Penggiat Permukiman Berkelanjutan
menjadi titik terang dan harapan baru bagi terwujudnya kawasan permukiman/kota
yang lebih berkualitas. Penggiat Permukiman Berkelanjutan, yang sebelumnya
dikenal dengan nama City Changer, merupakan sebuah gerakan global
membagikan dan menyebarkan berbagai prakarsa individu, publik dan badan usaha
guna; sebuah kampanye yang bertujuan menciptakan kesadaran masyarakat akan isu
permukiman/perkotaan demi mencapai kota yang lebih baik.
Hal itu ditegaskan oleh Direktur
Jenderal Cipta Karya Imam S. Ernawi dalam acara Martikulasi Calon Penggiat
Permukiman Berkelanjutan di Grand Sahid Jaya Hotel, Jakarta Pusat, pada Senin,
29 September 2014. "Saya berharap, mudah-mudahan peran City Changer
dapat mendukung tercapainya visi 100-0-100 dalam mewujudkan permukiman layak
huni dan berkelanjutan," katanya, di hadapan sekira 100 orang Penggiat
Permukiman Berkelanjutan dari seluruh Indonesia. Acara juga diikuti oleh
jajaran Direktorat Jenderal (Ditjen) Cipta Karya Kementerian Pekerjaan Umum,
perwakilan dari program pemberdayaan masyarakat yang berada di bawah Ditjen
Cipta Karya, termasuk PNPM Mandiri Perkotaan.
Direktur Jenderal Cipta Karya Imam
S. Ernawi memberi pengarahan kepada para Penggiat Permukiman Berkelanjutan
Menurut Imam, ada tujuh komponen
utama dalam mewujudkan pengembangan kota yang berkelanjutan: Pertama, a
resilient city. Menyiapkan kota untuk berubah, mengelola keberagaman,
berketahanan, dan bertindak mengurangi risiko. Urbanisasi dan pembangunan hanya
dapat berkelanjutan bila dapat beradaptasi untuk kebutuhan masa kini, depan,
dan risikonya, serta tahan terhadap konsekuensi perubahan iklim atau bencana
alam. Pemberdayaan kota dan komunitasnya untuk merencanakan dan mengelola
keberagaman secara efektif adalah mendasar.
Kedua, a green city. Membangun kota yang ramah lingkungan
dan efisien karbon. Kota hijau mempromosikan pembangunan berkelanjutan melalui
lingkungan binaan yang efisien karbon. Cara kita merencanakan dan mendesain
kota akan mempunyai implikasi yang signifikan terhadap seberapa jauh akan
berketahanan, efisien sumberdaya dan pro lingkungan. Dalam hal ini, Ruang
Terbuka Hijau (RTH) 30% harus dicapai, selain atribut kota hijau lainnya.
Ketiga, a safe and healthy city. Membuat permukiman/kota
yang lebih aman dan sehat. Sebuah permukiman/kota yang mampu menjawab berbagai
tantangan dampak urbanisasi, sekaligus harus layak huni agar mampu
mendayagunakan potensi-potensi untuk solusi berkelanjutan.
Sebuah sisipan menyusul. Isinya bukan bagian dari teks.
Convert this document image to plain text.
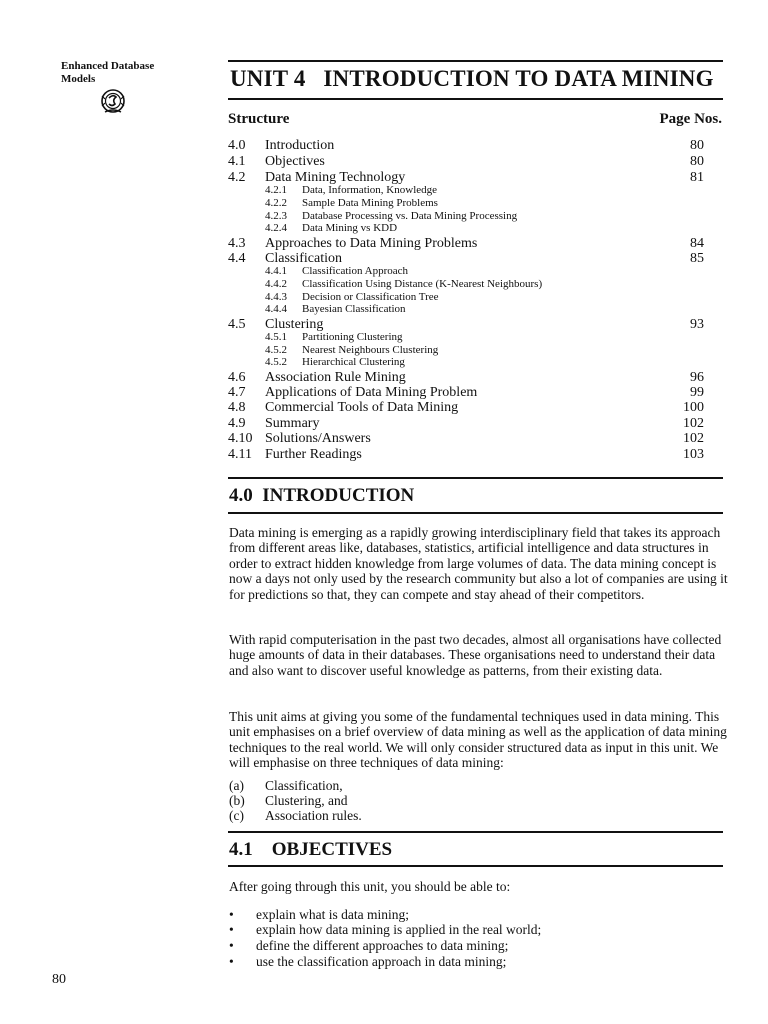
Enhanced Database
Models	UNIT 4   INTRODUCTION TO DATA MINING
Structure	Page Nos.
4.0 Introduction	80
4.1 Objectives	80
4.2 Data Mining Technology	81
4.2.1 Data, Information, Knowledge
4.2.2 Sample Data Mining Problems
4.2.3 Database Processing vs. Data Mining Processing
4.2.4 Data Mining vs KDD
4.3 Approaches to Data Mining Problems	84
4.4 Classification	85
4.4.1 Classification Approach
4.4.2 Classification Using Distance (K-Nearest Neighbours)
4.4.3 Decision or Classification Tree
4.4.4 Bayesian Classification
4.5 Clustering	93
4.5.1 Partitioning Clustering
4.5.2 Nearest Neighbours Clustering
4.5.2 Hierarchical Clustering
4.6 Association Rule Mining	96
4.7 Applications of Data Mining Problem	99
4.8 Commercial Tools of Data Mining	100
4.9 Summary	102
4.10 Solutions/Answers	102
4.11 Further Readings	103
4.0  INTRODUCTION
Data mining is emerging as a rapidly growing interdisciplinary field that takes its approach from different areas like, databases, statistics, artificial intelligence and data structures in order to extract hidden knowledge from large volumes of data. The data mining concept is now a days not only used by the research community but also a lot of companies are using it for predictions so that, they can compete and stay ahead of their competitors.
With rapid computerisation in the past two decades, almost all organisations have collected huge amounts of data in their databases. These organisations need to understand their data and also want to discover useful knowledge as patterns, from their existing data.
This unit aims at giving you some of the fundamental techniques used in data mining. This unit emphasises on a brief overview of data mining as well as the application of data mining techniques to the real world. We will only consider structured data as input in this unit. We will emphasise on three techniques of data mining:
(a) Classification,
(b) Clustering, and
(c) Association rules.
4.1    OBJECTIVES
After going through this unit, you should be able to:
• explain what is data mining;
• explain how data mining is applied in the real world;
• define the different approaches to data mining;
• use the classification approach in data mining;
80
Keempat, an inclusive city. Membangun kawasan
permukiman/kota yang inklusif secara sosial, akesesibel, pro poor dan
sensitif gender. Pembangunan yang berkeadilan sosial penting guna
menciptakan masa depan perkotaan yang berkelanjutan. Berbagai tantangan
urbanisasi akan menuntut infrastruktur, proses pembangunan yang inklusif dan
pro poor, serta sensitif gender. Karena, kota yang inklusif akan
memberikan hak yang sama bagi warga untuk mengambil peran bagi keuntungan kota.